Mieszkanie na wsi ma wiele zalet a dla mnie jedną z najważniejszych jest mój ekologiczny ogród, z którego owoców i warzyw korzystam wiosną latem i jesienią.
Zakładając sad specjalnie szukałam szkółki ze starymi gatunkami jabłoni, grusz, śliw itp. Jeśli drzewka w danym roku nie owocują mam też wspaniałych sąsiadów, którzy dzielą się nadwyżką swoich zbiorów.
Co u mnie rośnie?
Jabłka, gruszki, śliwki, wiśnie, czereśnie, morele, brzoskwinie, pigwy, orzechy, truskawki, maliny, porzeczki, borówki, aronia, agrest, poziomki.
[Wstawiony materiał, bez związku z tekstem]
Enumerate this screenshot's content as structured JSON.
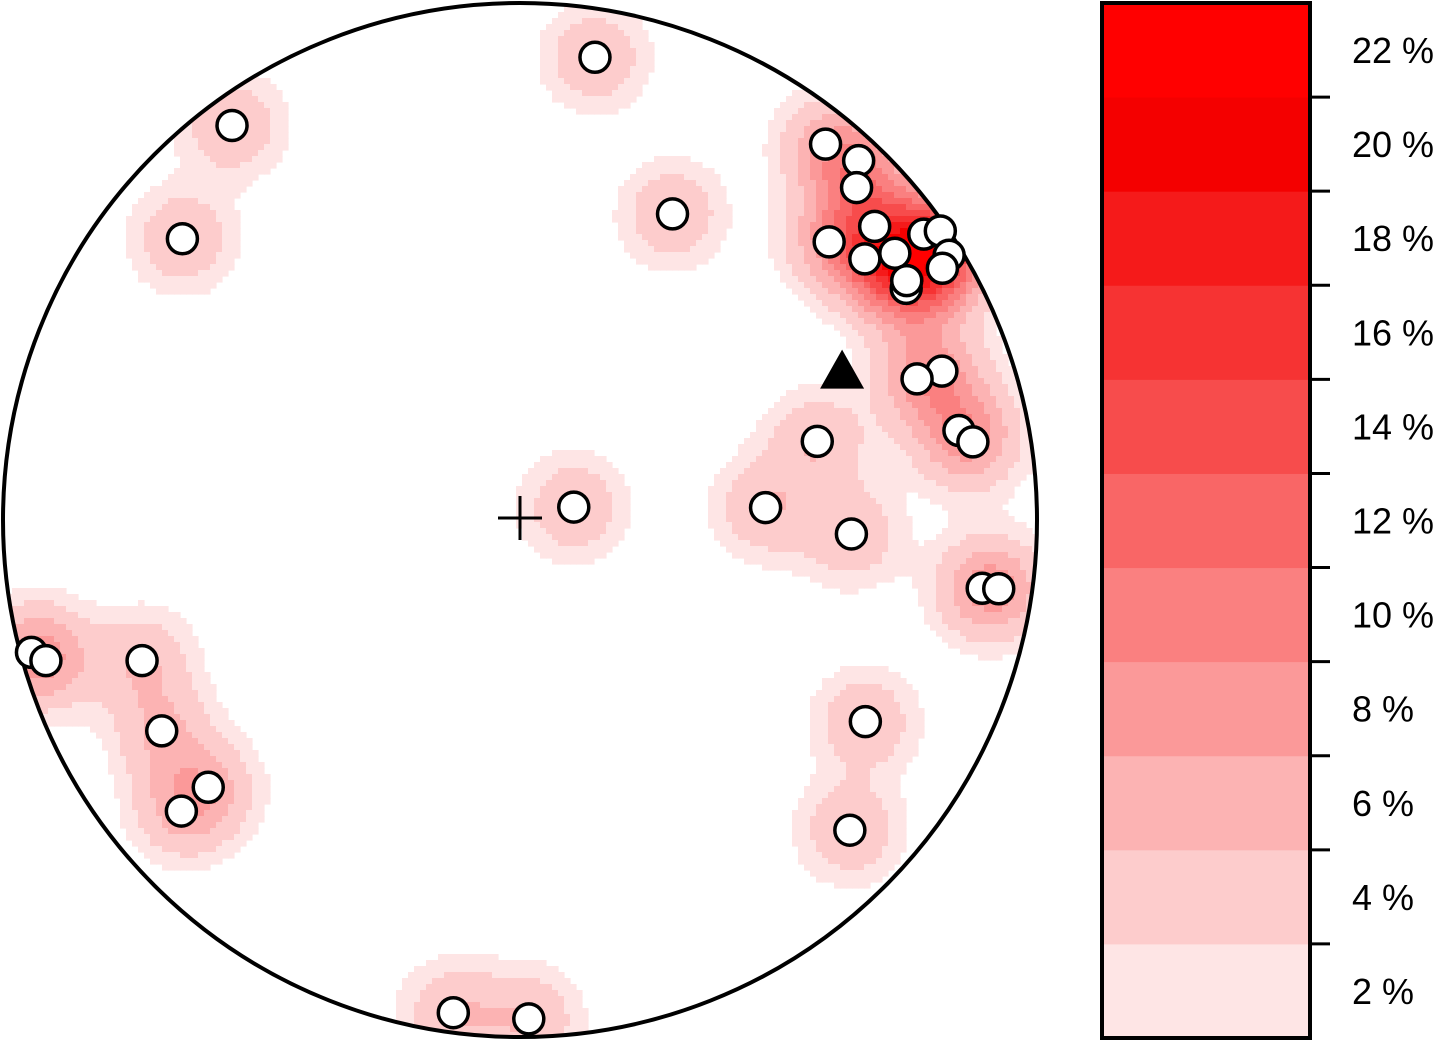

Mam też całe pole mniszka lekarskiego, czarny bez i czeremchę. Oprócz tego oczywiście eko warzywa z warzywnika, które używam do mojej zdrowej kuchni. Często też dostaję „dary losu” od sąsiadki, od której kupuję eko jajka. Przyznaję się, że z ogrodnictwa to najbardziej lubię zjadać jego plony 🙂
O ogród dba jeden z moich synów, dla którego ogrodnictwo stało się jedną z pasji. Skutecznie zaraził też zamiłowaniem do botaniki młodszego brata. Rewelacyjnie wychodzi mi za to suszenie ziół 🙂 Kupiłam kiedyś na ryneczku ponad 20 doniczek z ziołami, które zamierzałam posadzić w ogródku. Postawiłam doniczki na stoliku na ganku i na początku regularnie je podlewałam. Po jakimś czasie o nich zapomniałam i uschły. Jak widać nie mam ręki do roślin niestety. Szkoda, że nie widzicie moich parapetów w salonie – nie jestem w stanie nazwać wszystkiego co tam rośnie. Najmłodszy syn wyhodował mi nawet papryczki chilli z pestek, a ostatnio pojawiły się pomidory.